Montanans call for action on home health worker wages
MISSOULA — Beneath an orange haze of wildfire smoke Tuesday afternoon, Alyson Gregory painted a grim picture of the state of at-home care for Montana's elderly.
Addus HomeCare, the home health care provider where Gregory works as an agency director, had 48 clients in Missoula for whom it couldn't provide services this month due to workforce shortages. Another 50 Missoulians were on the company's waiting list.
"We're inundated," Gregory told the Montana Free Press, "and we can't service them."
Gregory spoke against a backdrop of home care workers, clients, union leaders and elected officials gathered at Missoula's Bonner Park Bandshell to support the Better Care Better Jobs Act, a congressional proposal to invest hundreds of billions of federal dollars in home- and community-based care for the nation's elderly and disabled. The event was organized by the Service Employees International Union, which represents home care workers.
Gregory said the funding windfall would help bolster hands-on training opportunities and raise wages for home health care workers. Lisa Carpenter, an Addus service coordinator in Libby, noted that the starting wage for such workers in Montana is $10.50 an hour, $1.50 below the national average, and low enough to dissuade potential applicants.
"McDonald's pays more," Carpenter said. She added that in Libby, staffing shortfalls have left as many as 15 Addus clients without services, though she hopes to resolve the issue by the end of July.
The need for better wages was a major theme among the speakers at Tuesday's event. Anna Volkersz, a Bozeman-based caregiver, told attendees that federal legislation could give Montana a chance to correct long-standing inequalities in the home health care workforce — 90% of whom, she added, are women, and 15% women of color.
Jim Gibson, a home care client in Missoula who uses a wheelchair, credited those workers with helping him keep a job in dining services at the University of Montana for 19 years. Without them, he said, he'd be unable to get ready for work in the morning.

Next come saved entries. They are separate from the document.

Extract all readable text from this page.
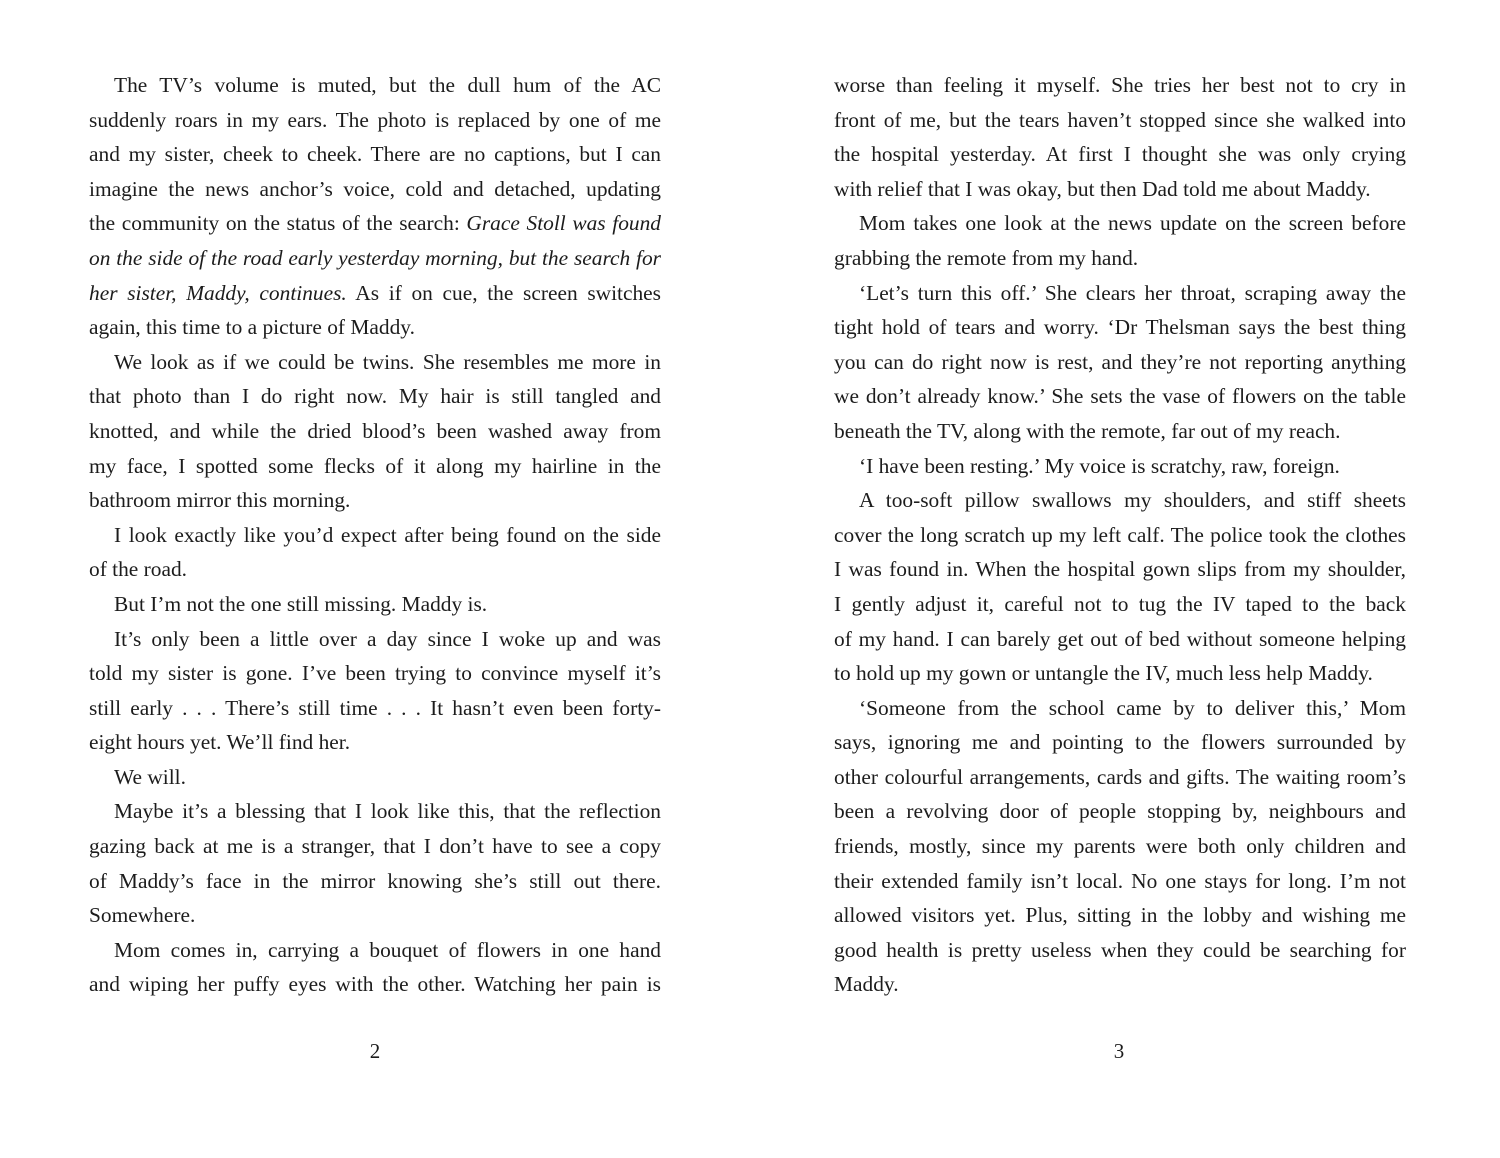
The TV’s volume is muted, but the dull hum of the AC
suddenly roars in my ears. The photo is replaced by one of me
and my sister, cheek to cheek. There are no captions, but I can
imagine the news anchor’s voice, cold and detached, updating
the community on the status of the search: Grace Stoll was found
on the side of the road early yesterday morning, but the search for
her sister, Maddy, continues. As if on cue, the screen switches
again, this time to a picture of Maddy.
We look as if we could be twins. She resembles me more in
that photo than I do right now. My hair is still tangled and
knotted, and while the dried blood’s been washed away from
my face, I spotted some flecks of it along my hairline in the
bathroom mirror this morning.
I look exactly like you’d expect after being found on the side
of the road.
But I’m not the one still missing. Maddy is.
It’s only been a little over a day since I woke up and was
told my sister is gone. I’ve been trying to convince myself it’s
still early . . . There’s still time . . . It hasn’t even been forty-
eight hours yet. We’ll find her.
We will.
Maybe it’s a blessing that I look like this, that the reflection
gazing back at me is a stranger, that I don’t have to see a copy
of Maddy’s face in the mirror knowing she’s still out there.
Somewhere.
Mom comes in, carrying a bouquet of flowers in one hand
and wiping her puffy eyes with the other. Watching her pain is
worse than feeling it myself. She tries her best not to cry in
front of me, but the tears haven’t stopped since she walked into
the hospital yesterday. At first I thought she was only crying
with relief that I was okay, but then Dad told me about Maddy.
Mom takes one look at the news update on the screen before
grabbing the remote from my hand.
‘Let’s turn this off.’ She clears her throat, scraping away the
tight hold of tears and worry. ‘Dr Thelsman says the best thing
you can do right now is rest, and they’re not reporting anything
we don’t already know.’ She sets the vase of flowers on the table
beneath the TV, along with the remote, far out of my reach.
‘I have been resting.’ My voice is scratchy, raw, foreign.
A too-soft pillow swallows my shoulders, and stiff sheets
cover the long scratch up my left calf. The police took the clothes
I was found in. When the hospital gown slips from my shoulder,
I gently adjust it, careful not to tug the IV taped to the back
of my hand. I can barely get out of bed without someone helping
to hold up my gown or untangle the IV, much less help Maddy.
‘Someone from the school came by to deliver this,’ Mom
says, ignoring me and pointing to the flowers surrounded by
other colourful arrangements, cards and gifts. The waiting room’s
been a revolving door of people stopping by, neighbours and
friends, mostly, since my parents were both only children and
their extended family isn’t local. No one stays for long. I’m not
allowed visitors yet. Plus, sitting in the lobby and wishing me
good health is pretty useless when they could be searching for
Maddy.
2	3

"Caregivers need a better wage," Gibson said. "We need to take better care of our caregivers so they can take better care of us."
The call for that kind of support and pay parity has been less than convincing in Congress. President Joe Biden tried to steer $400 billion to the effort this spring under the American Jobs Act, a sprawling federal infrastructure package, but was rebuffed by Senate Republicans.
Biden and a bipartisan panel of senators including Montana Sen. Jon Tester repackaged $579 billion in physical infrastructure spending separately last month, the same day a trio of Senate Democrats incorporated the home care component into the Better Care Better Jobs Act, which was introduced last month.
SEIU State Director Jacquie Helt said that while repairing roads and bridges is important, Montanans shouldn't lose sight of the state's "human infrastructure."
"We've been neglecting this part of our infrastructure for far too long," Helt said.
Demographic and workforce projections underscore the growing demand for home health care services, which range from cooking, cleaning and bathing to assisting clients with medications. As the Free Press reported last year, Montana is the oldest state west of the Mississippi and the ninth-grayest in the country, and by 2030, 22% of the state's population is projected to be 65 or older.
And according to the Paraprofessional Healthcare Institute, a national nonprofit advocating for long-term care services, job openings for at-home caregivers are projected to grow 18% by 2028 as Montana's aging population seeks at-home care options — a desire those gathered in Bonner Park agreed has been exacerbated by COVID-19's rapid spread in long-term residential facilities.
Missoula Mayor John Engen spoke to that very point, explaining that he'd become his 91-year-old mother's primary caregiver during the pandemic. She contracted COVID-19, he said, and he moved her into his own home. He could not have provided her adequate care without the help of professional home health care workers, and said they deserve a "modicum of recognition" for that work, along with commensurate wages.
Demand may be rising on the horizon, but Gregory has more immediate concerns as well. Absent competitive salaries to entice new workers to the field, she's had to offer other incentives, such as compensating staff for drive time between clients. The travel can be extensive, Gregory said, with some caregivers serving clients in far-flung rural towns like Plains and Trout Creek.
The financial flexibility to offer that kind of extra compensation is limited, she continued, since Addus and other home health care providers get much of their funding from reimbursements through government avenues such as Medicaid and the U.S. Department of Veterans Affairs.
The need for services isn't restricted to the elderly, either. Missoula resident Susie Orr attended Tuesday's event with her 26-year-old son, Sam, who began experiencing stomach pains in May. Doctors eventually discovered a growth in his colon, which they promptly removed.
It was the first surgery he'd ever had, Sam Orr told the Free Press, and a home health care worker now visits twice a week to assist with his recovery. The situation is only temporary, but it's highlighted for him the importance of having at-home care as an option.
"You never know when you're going to have a health scare come up," Orr said. "I mean, everyone's worthy of health care and health care should be a human right."